GPUs are always far ahead of CPUs – here’s why

The first reason is logically what processors and graphics cards are made for. As we well know, a CPU is an extremely complex component, the heart of the system, but when we talk about workloads to have a performance gain in a thread and therefore in IPC we have to take into account that a limiting factor is precisely the frequency .

And with it comes the limitation of the node on duty. The improvements of an architecture enhance a much more optimized Front-End and Back-End , together with access to caches and registers usually increase performance, but we cannot forget the parallelism that these modern CPUs require.

If we add all of the above, we have a bottleneck that is always given in the first place by the lithographic process. Including more transistors per mm2 is the most optimal if you want to include more cores and thus increase the overall performance, but at the thread level we have to push a thread at the highest possible frequency. We are currently at 5 GHz with Intel, so if, having this limitation, we apply Amdahl’s Law (a workload is difficult to accelerate and more complexity becomes more complicated, even if it is parallelized) we have a difficulty that can be exponential in certain chores.

Another point to be discussed is, of course, the executions and instructions that are added to a CPU, where we can optimize and gain performance in a more or less complex way, but they are usually direct improvements in a thread or thread. But of course, a CPU works in parallel with technologies such as speculative or command execution, for example, not to mention the greater number of available cores, caches and access to RAM, or technologies such as HT or SMT.

In the end, all these technologies are trying to do a very simple thing: keep each CPU and thread busy as long as possible and with the most perfect order available for each task, so that there is no delay between data. Why is this the case and how is it different from GPUs?

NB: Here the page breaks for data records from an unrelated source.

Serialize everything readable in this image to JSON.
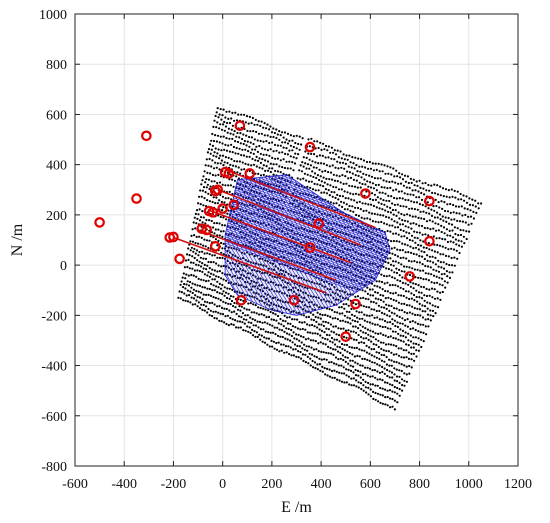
{
  "chart_data": {
    "type": "scatter",
    "xlabel": "E /m",
    "ylabel": "N /m",
    "xlim": [
      -600,
      1200
    ],
    "ylim": [
      -800,
      1000
    ],
    "xticks": [
      -600,
      -400,
      -200,
      0,
      200,
      400,
      600,
      800,
      1000,
      1200
    ],
    "yticks": [
      -800,
      -600,
      -400,
      -200,
      0,
      200,
      400,
      600,
      800,
      1000
    ],
    "grid": true,
    "survey_grid": {
      "description_color": "#000000",
      "line_count": 37,
      "line_angle_deg": -17,
      "corners": [
        [
          -180,
          -130
        ],
        [
          700,
          -570
        ],
        [
          1050,
          250
        ],
        [
          -20,
          630
        ]
      ]
    },
    "inversion_mesh": {
      "color": "#1f1fd0",
      "outline": [
        [
          60,
          340
        ],
        [
          260,
          360
        ],
        [
          490,
          210
        ],
        [
          660,
          130
        ],
        [
          680,
          60
        ],
        [
          620,
          -60
        ],
        [
          460,
          -160
        ],
        [
          300,
          -200
        ],
        [
          200,
          -180
        ],
        [
          60,
          -120
        ],
        [
          10,
          -40
        ],
        [
          10,
          120
        ]
      ]
    },
    "red_lines": {
      "color": "#d01010",
      "segments": [
        [
          [
            10,
            380
          ],
          [
            620,
            150
          ]
        ],
        [
          [
            -20,
            300
          ],
          [
            560,
            80
          ]
        ],
        [
          [
            -60,
            220
          ],
          [
            520,
            10
          ]
        ],
        [
          [
            -100,
            140
          ],
          [
            460,
            -60
          ]
        ],
        [
          [
            -200,
            110
          ],
          [
            420,
            -110
          ]
        ]
      ]
    },
    "stations": {
      "color": "#e00000",
      "points": [
        [
          -500,
          170
        ],
        [
          -350,
          265
        ],
        [
          -310,
          515
        ],
        [
          -215,
          110
        ],
        [
          -200,
          112
        ],
        [
          -175,
          25
        ],
        [
          -85,
          145
        ],
        [
          -65,
          140
        ],
        [
          -55,
          215
        ],
        [
          -40,
          210
        ],
        [
          -30,
          295
        ],
        [
          -20,
          300
        ],
        [
          -30,
          75
        ],
        [
          0,
          225
        ],
        [
          10,
          370
        ],
        [
          25,
          365
        ],
        [
          45,
          240
        ],
        [
          70,
          555
        ],
        [
          75,
          -140
        ],
        [
          110,
          365
        ],
        [
          290,
          -140
        ],
        [
          355,
          470
        ],
        [
          355,
          70
        ],
        [
          390,
          165
        ],
        [
          500,
          -285
        ],
        [
          540,
          -155
        ],
        [
          580,
          285
        ],
        [
          760,
          -45
        ],
        [
          840,
          255
        ],
        [
          840,
          95
        ]
      ]
    }
  }
}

Super scalarity and parallelization, key in the differences between CPU and GPU

The CPU needs to carry out a large number of different, simple and complex jobs, but it also has to interconnect with any component of the PC, which implies receiving information and transmitting it through different buses and at the highest possible speed. A GPU on the other hand has a different way of working, quite simpler really.

The change of information, in the way of working, is called context change and here the GPU has a lot of gains, since by the nature of these the work they have to do requires very few context changes, since it is extremely parallelizable and the loads are usually homogeneous.

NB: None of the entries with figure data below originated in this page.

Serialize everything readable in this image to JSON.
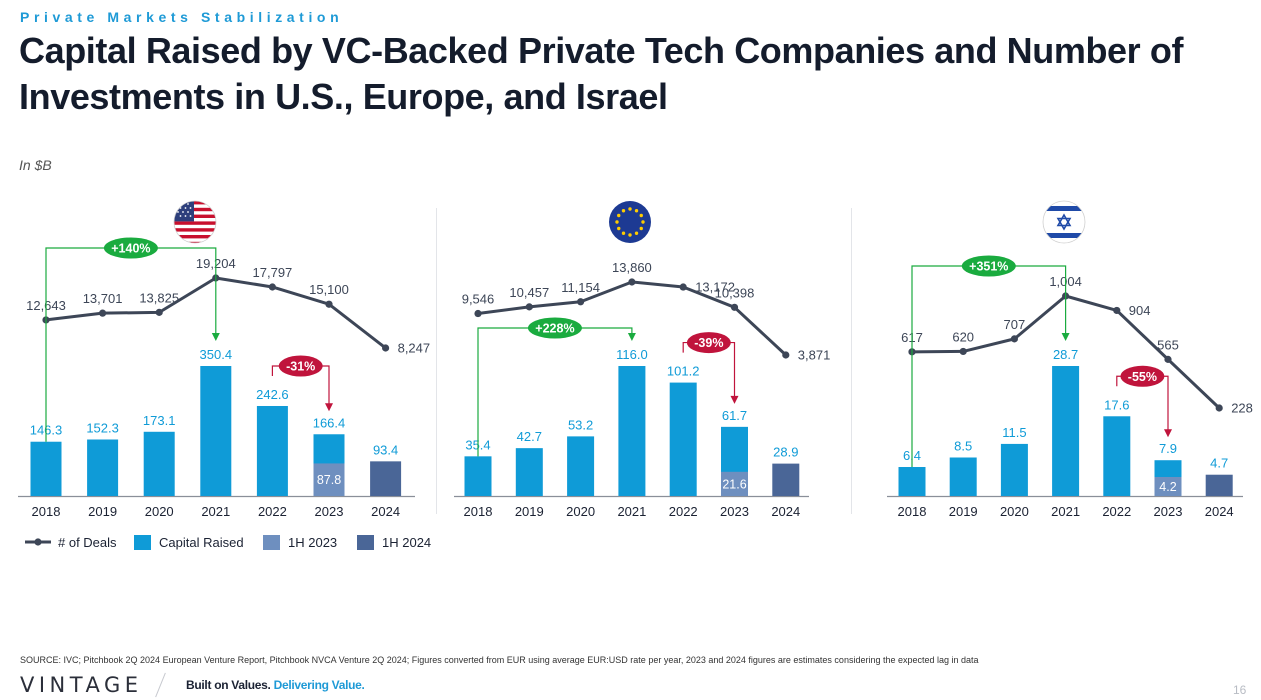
{
  "header": {
    "section": "Private Markets Stabilization",
    "title": "Capital Raised by VC-Backed Private Tech Companies and Number of Investments in U.S., Europe, and Israel",
    "units": "In $B"
  },
  "colors": {
    "capital": "#0f9bd7",
    "half2023": "#6e8fbf",
    "half2024": "#4a6697",
    "deals_line": "#3d4657",
    "growth": "#1aab3f",
    "decline": "#c0143c",
    "axis": "#8a8f99"
  },
  "flags": [
    "us-flag-icon",
    "eu-flag-icon",
    "israel-flag-icon"
  ],
  "chart_data": [
    {
      "type": "bar",
      "region": "U.S.",
      "categories": [
        "2018",
        "2019",
        "2020",
        "2021",
        "2022",
        "2023",
        "2024"
      ],
      "series": [
        {
          "name": "Capital Raised",
          "values": [
            146.3,
            152.3,
            173.1,
            350.4,
            242.6,
            166.4,
            null
          ]
        },
        {
          "name": "1H 2023",
          "values": [
            null,
            null,
            null,
            null,
            null,
            87.8,
            null
          ]
        },
        {
          "name": "1H 2024",
          "values": [
            null,
            null,
            null,
            null,
            null,
            null,
            93.4
          ]
        },
        {
          "name": "# of Deals",
          "type": "line",
          "values": [
            12643,
            13701,
            13825,
            19204,
            17797,
            15100,
            8247
          ]
        }
      ],
      "bar_labels": [
        "146.3",
        "152.3",
        "173.1",
        "350.4",
        "242.6",
        "166.4",
        "93.4"
      ],
      "half_labels": {
        "2023": "87.8"
      },
      "deal_labels": [
        "12,643",
        "13,701",
        "13,825",
        "19,204",
        "17,797",
        "15,100",
        "8,247"
      ],
      "annotations": [
        {
          "text": "+140%",
          "from": "2018",
          "to": "2021",
          "kind": "growth"
        },
        {
          "text": "-31%",
          "from": "2022",
          "to": "2023",
          "kind": "decline"
        }
      ],
      "bar_max": 350.4,
      "deal_range": [
        8247,
        19204
      ]
    },
    {
      "type": "bar",
      "region": "Europe",
      "categories": [
        "2018",
        "2019",
        "2020",
        "2021",
        "2022",
        "2023",
        "2024"
      ],
      "series": [
        {
          "name": "Capital Raised",
          "values": [
            35.4,
            42.7,
            53.2,
            116.0,
            101.2,
            61.7,
            null
          ]
        },
        {
          "name": "1H 2023",
          "values": [
            null,
            null,
            null,
            null,
            null,
            21.6,
            null
          ]
        },
        {
          "name": "1H 2024",
          "values": [
            null,
            null,
            null,
            null,
            null,
            null,
            28.9
          ]
        },
        {
          "name": "# of Deals",
          "type": "line",
          "values": [
            9546,
            10457,
            11154,
            13860,
            13172,
            10398,
            3871
          ]
        }
      ],
      "bar_labels": [
        "35.4",
        "42.7",
        "53.2",
        "116.0",
        "101.2",
        "61.7",
        "28.9"
      ],
      "half_labels": {
        "2023": "21.6"
      },
      "deal_labels": [
        "9,546",
        "10,457",
        "11,154",
        "13,860",
        "13,172",
        "10,398",
        "3,871"
      ],
      "annotations": [
        {
          "text": "+228%",
          "from": "2018",
          "to": "2021",
          "kind": "growth"
        },
        {
          "text": "-39%",
          "from": "2022",
          "to": "2023",
          "kind": "decline"
        }
      ],
      "bar_max": 116.0,
      "deal_range": [
        3871,
        13860
      ]
    },
    {
      "type": "bar",
      "region": "Israel",
      "categories": [
        "2018",
        "2019",
        "2020",
        "2021",
        "2022",
        "2023",
        "2024"
      ],
      "series": [
        {
          "name": "Capital Raised",
          "values": [
            6.4,
            8.5,
            11.5,
            28.7,
            17.6,
            7.9,
            null
          ]
        },
        {
          "name": "1H 2023",
          "values": [
            null,
            null,
            null,
            null,
            null,
            4.2,
            null
          ]
        },
        {
          "name": "1H 2024",
          "values": [
            null,
            null,
            null,
            null,
            null,
            null,
            4.7
          ]
        },
        {
          "name": "# of Deals",
          "type": "line",
          "values": [
            617,
            620,
            707,
            1004,
            904,
            565,
            228
          ]
        }
      ],
      "bar_labels": [
        "6.4",
        "8.5",
        "11.5",
        "28.7",
        "17.6",
        "7.9",
        "4.7"
      ],
      "half_labels": {
        "2023": "4.2"
      },
      "deal_labels": [
        "617",
        "620",
        "707",
        "1,004",
        "904",
        "565",
        "228"
      ],
      "annotations": [
        {
          "text": "+351%",
          "from": "2018",
          "to": "2021",
          "kind": "growth"
        },
        {
          "text": "-55%",
          "from": "2022",
          "to": "2023",
          "kind": "decline"
        }
      ],
      "bar_max": 28.7,
      "deal_range": [
        228,
        1004
      ]
    }
  ],
  "legend": [
    {
      "label": "# of Deals",
      "kind": "line"
    },
    {
      "label": "Capital Raised",
      "kind": "capital"
    },
    {
      "label": "1H 2023",
      "kind": "half2023"
    },
    {
      "label": "1H 2024",
      "kind": "half2024"
    }
  ],
  "footer": {
    "source": "SOURCE: IVC; Pitchbook 2Q 2024 European Venture Report, Pitchbook NVCA Venture 2Q 2024; Figures converted from EUR using average EUR:USD rate per year, 2023 and 2024 figures are estimates considering the expected lag in data",
    "logo": "VINTAGE",
    "tagline_main": "Built on Values.",
    "tagline_accent": "Delivering Value.",
    "page_number": "16"
  }
}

Developers work differently, since a GPU has as many cores as Shaders integrates its silicon, so that parallelizing is tremendously easy because they can integrate up to 6912 real Shaders without too much problem ( NVIDIA A100 ) where each Shader acts as a core almost independent of a CPU.

Therefore, we have a large number of cores to work with that are logically limited in performance by the speed of the node for each designed chip and at the same time by the efficiency of the chip. Keep in mind that in GPUs we are talking about huge ten with unthinkable consumption for a CPU.

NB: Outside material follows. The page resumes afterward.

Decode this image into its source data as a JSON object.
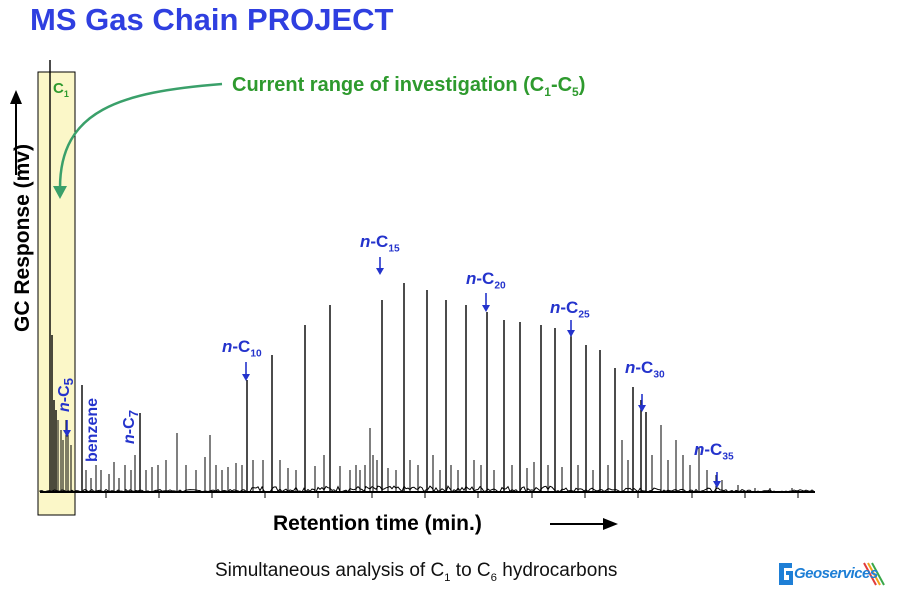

The trade-off is lower speeds due to the nature of the architecture, but parallelization is unrivaled, so it’s easier to scale performance with it. Finally, we must take into account Dennard’s Law , of which we have already spoken more than once and which precisely takes into account efficiency as the main pillar, where the use of energy is kept in proportion to the area of the chip .

Therefore, if you can parallelize a series of tasks it will be very simple that by adding more cores to a GPU you will be able to scale performance much more, where in addition the number of transistors is much greater and with it the consumption does the same, but it is dissipable. As a GPU does not reach the frequency cap of a node, it is not limited in this aspect, but in efficiency, which, having more margin than a CPU, allows greater gains if we combine everything explained.